The Treatment Protocol for Perimenopause Mood Swings

The treatment sequence for perimenopause mood swings follows a clear hierarchy that reverses what most clinicians default to:

1. Establish whether the mood swings are cyclical. If they track the menstrual cycle, use a continuous combined oral contraceptive pill to eliminate the cycle and the associated mood trigger entirely.
2. Use transdermal estradiol plus cyclic progesterone as the hormonal alternative. Start with a 0.025 to 0.05 mg patch plus micronized progesterone 200 mg for 12 to 14 days per month. Mood improvement should appear within two weeks. Increase the patch dose at week four if needed.
3. Reserve antidepressants for second-line use. Use them if hormones are contraindicated, refused, or insufficient after eight weeks. The perimenopause starting dose is higher: 20 mg citalopram or 75 mg venlafaxine.
4. Consider gabapentin as third-line. At 300 to 900 mg daily it reduces mood lability, improves sleep, and cuts hot flash frequency simultaneously.

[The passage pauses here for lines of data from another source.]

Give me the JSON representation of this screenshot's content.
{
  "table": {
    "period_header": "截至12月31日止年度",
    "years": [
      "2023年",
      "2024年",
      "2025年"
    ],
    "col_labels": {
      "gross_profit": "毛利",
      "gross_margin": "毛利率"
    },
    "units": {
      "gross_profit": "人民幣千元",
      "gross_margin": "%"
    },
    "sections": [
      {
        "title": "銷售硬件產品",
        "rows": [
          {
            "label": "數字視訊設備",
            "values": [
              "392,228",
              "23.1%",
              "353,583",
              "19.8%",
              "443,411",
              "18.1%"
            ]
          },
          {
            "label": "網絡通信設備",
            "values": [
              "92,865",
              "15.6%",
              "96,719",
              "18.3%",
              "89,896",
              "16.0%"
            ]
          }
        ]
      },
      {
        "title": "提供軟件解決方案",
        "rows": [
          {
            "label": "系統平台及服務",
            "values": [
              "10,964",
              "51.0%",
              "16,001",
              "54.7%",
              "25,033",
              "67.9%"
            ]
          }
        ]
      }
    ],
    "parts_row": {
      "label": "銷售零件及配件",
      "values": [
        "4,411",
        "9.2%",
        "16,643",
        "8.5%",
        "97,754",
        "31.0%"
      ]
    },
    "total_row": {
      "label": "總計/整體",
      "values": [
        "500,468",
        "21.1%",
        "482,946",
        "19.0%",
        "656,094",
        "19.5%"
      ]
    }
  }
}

Antidepressants are reserved for women who cannot take hormones, who have a preexisting mood disorder that predates perimenopause, or who have an inadequate response after eight weeks of optimized hormone therapy. The perimenopause-specific starting dose for SSRIs is higher: 20 mg citalopram or 75 mg venlafaxine rather than the standard 10 mg or 37.5 mg. Gabapentin at 300 to 900 mg daily is a third-line option for women who cannot tolerate SSRIs, with the added benefit of improving sleep and reducing hot flashes simultaneously. A 2024 Mayo Clinic trial found that gabapentin 300 mg three times daily reduced mood lability scores by 38 percent in perimenopausal women, independent of its effect on sleep or vasomotor symptoms.

The critical rule: do not let a patient fail on three different antidepressants before trying HRT. This is the standard pattern in primary care, where women cycle through SSRIs, SNRIs, and mood stabilizers over 12 to 18 months before anyone mentions hormones. By that point, the perimenopause window has narrowed and the mood circuits have adapted to the unstable signal. Perimenopause treatment options for mood are well documented. The delay is not a data gap. It is a clinical practice gap that costs women years of stable mood.